Avec 703 407 visiteurs, le cru 2014 du Salon de l’agriculture (SIA) a été excellent. Aucun Horsegate ni aucune crise de grippe aviaire n’est venu troubler le calme ambiant. «C’est la première fois depuis six ans que nous faisons un salon sans qu’une crise majeure occupe les médias», constate Jean-Luc Poulain, le président du SIA. Même les associations écologistes se sont montrées plutôt discrètes. La journaliste Isabelle Saporta a attendu la fin du Salon pour présenter son livre à charge contre la viticulture, tandis que France Nature Environnement et Greenpeace n’ont organisé aucune opération médiatique spectaculaire.

Bref, le ton était à l’apaisement. Ni huées, ni sifflets n’ont été entendus pendant les sept heures qu’a duré la visite du président de la République, le 22 février. Axé sur la compétitivité, la baisse des charges, voire la reconquête des marchés perdus, le discours de François Hollande a trouvé un écho favorable dans le monde agricole. « Il y a eu un dialogue fort avec le président de la République », a commenté Jean-Luc Poulain.

«Le discours nous convient, ce qui ne convient pas, c’est quand les actes ne suivent pas », a relativisé Guy Vasseur, le président des Chambres d’agriculture, qui est excédé par une réglementation environnementale jugée déconnectée de la réalité. D’où l’attention particulière accordée aux propos tenus par Philippe Martin, le ministre de l’Environnement. «L’écologie a besoin d’alliés, ces alliés, ce sont les scientifiques, les industriels et les agriculteurs », a déclaré le ministre, qui se refuse à adopter une «posture uniquement intellectuelle», c’est-à-dire qui consisterait à « tenir un discours extrêmement ambitieux mais qui n’aurait aucune chance d’être appliqué». «Le ton est donné et le gouvernement semble bien décidé à alléger les démarches des agriculteurs, pour agrandir ou moderniser leurs élevages notamment», note pour sa part l’AFP.

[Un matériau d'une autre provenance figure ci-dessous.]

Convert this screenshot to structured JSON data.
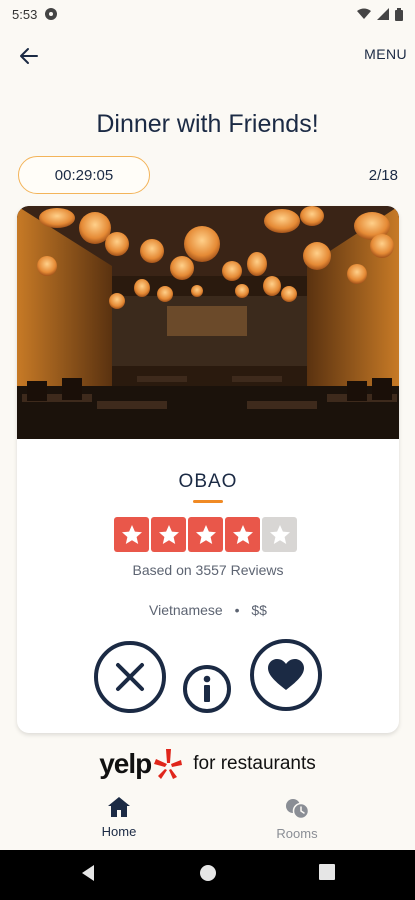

Omniprésent lors de ce qui sera probablement son dernier salon en tant que ministre de l’Agriculture, Stéphane Le Foll a lui aussi tenté de rassurer. Il a même entrouvert la porte aux biotechnologies de «seconde génération»! «Demain, il y aura d’autres OGM, par exemple celui du riz doré, dans lequel on augmente la teneur en vitamine A, absolument nécessaire pour lutter contre la cécité, et qui méritera un vrai débat», a osé le ministre lors d’un entretien accordé à RTL. Des propos confirmés au cours de conversations privées qu’a eues le ministre avec plusieurs responsables professionnels. Il est vrai que cette année, les organisateurs du SIA ont voulu présenter une agriculture innovante. «Beaucoup de visiteurs, surtout chez les jeunes, se sont intéressés aux nouvelles technologies, l’utilisation du satellite, du drone, du robot en production animale et végétale, qui font l’agriculture de demain et changent complètement la nature du métier», souligne Jean-Luc Poulain.

Alors que l’édition 2014 était annoncée comme celle de « l’agriculture familiale », elle a plutôt été celle d’une agriculture high-tech, voire d’une «agriculture d’entreprise», pour reprendre les termes du rédacteur en chef d’Agrapresse, Hervé Plagnol. Il n’a pas tort. Et c’est tant mieux.